First on stage was Robert Raines, ERP architect at the New Zealand Defence Force.
Raines talked about moving the NZDF “mature ERP” to AWS public cloud, and the challenges and opportunities around the shift.
“We had exposure to AWS in the past,” he explains. Part of its HR team trained on ERP platform in the cloud.
“We removed all master data transactional data deemed sensitive, populated enough information to support the HR information and exported the whole thing to AWS,” he explains.
“It was a technology leap of faith.

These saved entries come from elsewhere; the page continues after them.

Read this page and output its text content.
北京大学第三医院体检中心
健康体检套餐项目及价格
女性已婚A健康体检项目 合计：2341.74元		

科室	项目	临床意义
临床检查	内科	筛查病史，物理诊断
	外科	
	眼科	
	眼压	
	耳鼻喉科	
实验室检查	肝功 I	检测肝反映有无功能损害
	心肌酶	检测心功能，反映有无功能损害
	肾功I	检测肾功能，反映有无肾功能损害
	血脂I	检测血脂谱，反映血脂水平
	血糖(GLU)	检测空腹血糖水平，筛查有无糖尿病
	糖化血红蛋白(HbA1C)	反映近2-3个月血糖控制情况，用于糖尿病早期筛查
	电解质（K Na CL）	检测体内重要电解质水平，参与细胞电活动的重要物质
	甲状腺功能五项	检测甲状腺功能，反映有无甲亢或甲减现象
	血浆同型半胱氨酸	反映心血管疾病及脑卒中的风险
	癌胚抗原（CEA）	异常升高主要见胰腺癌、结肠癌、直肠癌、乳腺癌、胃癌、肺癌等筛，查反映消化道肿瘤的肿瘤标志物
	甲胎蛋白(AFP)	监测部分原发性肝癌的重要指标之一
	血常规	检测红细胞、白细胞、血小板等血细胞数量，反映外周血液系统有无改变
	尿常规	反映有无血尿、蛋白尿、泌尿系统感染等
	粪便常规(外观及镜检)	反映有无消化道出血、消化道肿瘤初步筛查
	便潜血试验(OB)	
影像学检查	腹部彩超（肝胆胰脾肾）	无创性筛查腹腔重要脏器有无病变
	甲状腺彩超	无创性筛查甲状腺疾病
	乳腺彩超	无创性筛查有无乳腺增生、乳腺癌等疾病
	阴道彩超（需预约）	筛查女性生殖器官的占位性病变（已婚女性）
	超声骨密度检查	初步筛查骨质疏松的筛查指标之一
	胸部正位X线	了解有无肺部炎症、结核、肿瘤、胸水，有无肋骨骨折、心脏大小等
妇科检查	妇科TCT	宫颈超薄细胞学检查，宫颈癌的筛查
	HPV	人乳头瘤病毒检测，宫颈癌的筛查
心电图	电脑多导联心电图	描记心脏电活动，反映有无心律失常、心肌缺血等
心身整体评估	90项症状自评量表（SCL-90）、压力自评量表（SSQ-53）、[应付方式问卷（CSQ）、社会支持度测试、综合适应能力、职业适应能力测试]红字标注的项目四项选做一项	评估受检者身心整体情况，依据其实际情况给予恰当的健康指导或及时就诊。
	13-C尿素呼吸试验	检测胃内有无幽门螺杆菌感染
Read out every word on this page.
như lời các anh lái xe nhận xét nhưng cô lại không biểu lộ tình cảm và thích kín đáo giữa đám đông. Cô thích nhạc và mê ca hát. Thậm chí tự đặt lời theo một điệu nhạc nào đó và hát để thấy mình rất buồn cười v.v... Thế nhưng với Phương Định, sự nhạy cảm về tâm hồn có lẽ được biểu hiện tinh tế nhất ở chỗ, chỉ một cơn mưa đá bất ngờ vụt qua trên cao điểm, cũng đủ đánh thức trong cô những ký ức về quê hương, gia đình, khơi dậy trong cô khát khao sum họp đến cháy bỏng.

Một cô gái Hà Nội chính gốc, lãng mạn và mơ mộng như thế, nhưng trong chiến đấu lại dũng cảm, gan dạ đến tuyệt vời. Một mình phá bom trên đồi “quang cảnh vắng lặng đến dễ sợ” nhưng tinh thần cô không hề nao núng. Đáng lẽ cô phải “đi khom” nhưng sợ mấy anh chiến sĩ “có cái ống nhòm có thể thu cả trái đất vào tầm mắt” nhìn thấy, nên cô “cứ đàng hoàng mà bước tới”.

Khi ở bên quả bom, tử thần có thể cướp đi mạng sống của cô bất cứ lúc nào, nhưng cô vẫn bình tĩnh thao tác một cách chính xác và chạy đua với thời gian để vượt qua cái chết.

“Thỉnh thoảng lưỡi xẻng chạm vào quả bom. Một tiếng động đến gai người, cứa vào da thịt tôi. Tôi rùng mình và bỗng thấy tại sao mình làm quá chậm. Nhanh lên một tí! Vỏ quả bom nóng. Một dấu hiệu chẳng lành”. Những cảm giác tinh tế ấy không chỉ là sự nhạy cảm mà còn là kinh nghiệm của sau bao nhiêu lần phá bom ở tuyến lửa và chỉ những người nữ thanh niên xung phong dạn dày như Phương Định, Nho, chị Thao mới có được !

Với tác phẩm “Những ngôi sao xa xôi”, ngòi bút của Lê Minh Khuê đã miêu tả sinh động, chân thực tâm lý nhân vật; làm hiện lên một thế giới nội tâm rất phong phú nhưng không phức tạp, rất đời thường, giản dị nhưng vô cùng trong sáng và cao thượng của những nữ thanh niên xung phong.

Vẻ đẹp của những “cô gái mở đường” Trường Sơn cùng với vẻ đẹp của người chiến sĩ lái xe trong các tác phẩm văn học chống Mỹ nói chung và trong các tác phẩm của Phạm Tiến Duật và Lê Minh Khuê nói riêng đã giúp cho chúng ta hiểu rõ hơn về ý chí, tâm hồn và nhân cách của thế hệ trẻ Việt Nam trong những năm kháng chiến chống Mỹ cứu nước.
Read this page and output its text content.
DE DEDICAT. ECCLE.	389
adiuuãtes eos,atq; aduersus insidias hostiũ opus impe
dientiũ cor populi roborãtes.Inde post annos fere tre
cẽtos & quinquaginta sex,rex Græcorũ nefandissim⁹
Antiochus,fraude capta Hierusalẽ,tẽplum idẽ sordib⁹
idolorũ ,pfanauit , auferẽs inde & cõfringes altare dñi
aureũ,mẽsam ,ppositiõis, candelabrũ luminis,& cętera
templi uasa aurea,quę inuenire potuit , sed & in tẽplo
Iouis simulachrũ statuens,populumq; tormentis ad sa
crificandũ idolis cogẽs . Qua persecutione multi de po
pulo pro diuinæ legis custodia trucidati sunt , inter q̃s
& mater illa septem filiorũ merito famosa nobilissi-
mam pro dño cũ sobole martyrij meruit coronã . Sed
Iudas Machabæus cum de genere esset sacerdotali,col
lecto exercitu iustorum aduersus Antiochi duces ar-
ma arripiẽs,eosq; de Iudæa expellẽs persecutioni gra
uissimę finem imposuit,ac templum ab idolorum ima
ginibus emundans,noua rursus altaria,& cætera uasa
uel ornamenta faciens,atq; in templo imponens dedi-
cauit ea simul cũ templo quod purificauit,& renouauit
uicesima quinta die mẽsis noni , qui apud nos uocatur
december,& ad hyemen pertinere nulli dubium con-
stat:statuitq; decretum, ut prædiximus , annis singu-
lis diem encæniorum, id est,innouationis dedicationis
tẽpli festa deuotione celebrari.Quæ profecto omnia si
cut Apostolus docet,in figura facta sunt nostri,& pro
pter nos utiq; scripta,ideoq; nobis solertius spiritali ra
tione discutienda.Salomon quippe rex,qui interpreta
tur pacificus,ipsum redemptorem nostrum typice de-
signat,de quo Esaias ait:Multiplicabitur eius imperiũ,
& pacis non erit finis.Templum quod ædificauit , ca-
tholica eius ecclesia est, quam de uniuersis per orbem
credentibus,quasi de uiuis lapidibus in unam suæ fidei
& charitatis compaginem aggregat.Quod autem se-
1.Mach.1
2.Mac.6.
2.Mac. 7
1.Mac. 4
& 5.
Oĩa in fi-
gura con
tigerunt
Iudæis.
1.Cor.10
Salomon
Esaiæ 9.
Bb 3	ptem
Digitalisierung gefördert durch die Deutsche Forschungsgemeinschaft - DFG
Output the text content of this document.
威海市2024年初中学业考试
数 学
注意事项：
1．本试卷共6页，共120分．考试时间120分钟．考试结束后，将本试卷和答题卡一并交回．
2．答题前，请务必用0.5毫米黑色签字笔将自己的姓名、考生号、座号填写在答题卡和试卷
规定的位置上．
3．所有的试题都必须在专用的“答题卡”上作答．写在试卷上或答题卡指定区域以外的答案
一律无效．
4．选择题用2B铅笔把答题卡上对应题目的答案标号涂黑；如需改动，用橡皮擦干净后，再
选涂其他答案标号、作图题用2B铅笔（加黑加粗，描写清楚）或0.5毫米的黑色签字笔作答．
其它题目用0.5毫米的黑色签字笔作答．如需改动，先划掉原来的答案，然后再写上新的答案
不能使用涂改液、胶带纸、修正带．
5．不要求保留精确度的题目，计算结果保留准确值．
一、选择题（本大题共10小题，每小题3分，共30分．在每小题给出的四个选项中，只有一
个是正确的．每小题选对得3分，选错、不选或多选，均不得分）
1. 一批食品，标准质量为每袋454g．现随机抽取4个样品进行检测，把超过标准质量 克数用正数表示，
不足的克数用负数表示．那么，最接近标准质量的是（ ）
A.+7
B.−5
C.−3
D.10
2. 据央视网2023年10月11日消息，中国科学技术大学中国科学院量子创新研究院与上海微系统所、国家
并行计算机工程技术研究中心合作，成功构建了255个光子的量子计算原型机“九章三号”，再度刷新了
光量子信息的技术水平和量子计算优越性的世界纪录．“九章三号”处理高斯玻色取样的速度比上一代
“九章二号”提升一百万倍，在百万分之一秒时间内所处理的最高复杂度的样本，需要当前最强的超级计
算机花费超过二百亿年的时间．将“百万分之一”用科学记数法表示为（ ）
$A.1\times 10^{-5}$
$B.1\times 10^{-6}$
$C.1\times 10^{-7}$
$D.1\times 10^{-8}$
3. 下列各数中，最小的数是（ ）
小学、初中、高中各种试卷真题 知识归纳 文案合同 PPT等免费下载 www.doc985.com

We saw the benefits of that capability to leverage this change in the organisation.”
Raines sums up the business case for the move to the cloud this way: “Being agile and responsive requires thinking and delivering on alternatives while reducing costs, addressing scalability and flexibility within a controlled environment.”
The move to AWS and DevOps model increases the rate of innovation within the Xero product team and drives them into new areas like machine learning
Duncan Ritchie, chief platform officer at Xero, says among the main drivers for its shift to the cloud were “aggressive goals” around platform agility, reliability, performance, security and cost, as well as the move to a DevOps model.
He says Xero looked at a bunch of public cloud providers and decided AWS “offered high breadth of infrastructure offerings that suited our aspirations for agility and flexibility”.
He says among the advantages they gained on the agility front, were reducing the time to provision servers from weeks to 20 minutes, and reducing the time to release new services from months to weeks.
The company has also moved from hand-built servers to automate builds.
“These changes simplified our troubleshooting, he says. “They made it easy for us to make consistent changes and have a better view of what has changed, so if we have issues we can see what has changed.”
He says Xero is completing its migration to AWS in the next couple of months. The next step is optimisation of the cloud platform.
The move to AWS and DevOps model increases the rate of innovation within the Xero product team and drives them into new areas like machine learning, where teams can play with large sets of data cost effectively, says Ritchie.
We did not want to spend our time on undifferentiated heavy lifting.
For Michael Koziarski, vice president, architecture at Vend, the company's move to AWS was prompted by the realisation they were spending their time on “undifferentiated heavy lifting”.
Consumer banking is one of the most disrupted sectors.
''We needed some CPU, but the provider could not provide a disk larger than one terabyte maximum or was offering an expensive option,'' he states.
When they presented the business case that the move to the cloud would save Vend up to 50 per cent on its current systems, what was seen as a technology project became a key corporate initiative, he states.
The 200-year-old startup
Melissa MacFarlane, chief digital officer of Westpac, talks about how the cloud has allowed the bank to act like a “200-year-old startup”.
The cloud is levelling the playing field, she says. Before, it would cost millions to set up a bank. Data plus connectivity is driving new business models, she states.
She says Westpac’s new business model has a two-pronged approach - great digital experiences and empowering conversations with customers.
She says they did this by investing agility into the organisation. They were also able to partner with New York based startup Moven, which they would not have been able to do if they were not with AWS.
AWS's Glenn Gore says the cloud lowers the cost of failure, which increases innovation.
“If you can have an idea and test it in the cloud and it costs you a few dollars give it a go,” he states.
He contrasts this with the “old world” set up of needing $10,000 to $20,000 worth of equipment, which will require weeks to install and to wait for management “just to test an idea”.
Today, he says, AWS is the platform of choice for customers, whether a startup, enterprise, private sector, education and government.
Governments wants to have better ways to engage with citizens, he told those attending the AWS Summit.
The cloud is one of the ways they can get feedback, lower the cost of delivering services and improve relationships with citizens, which makes societies better, he states.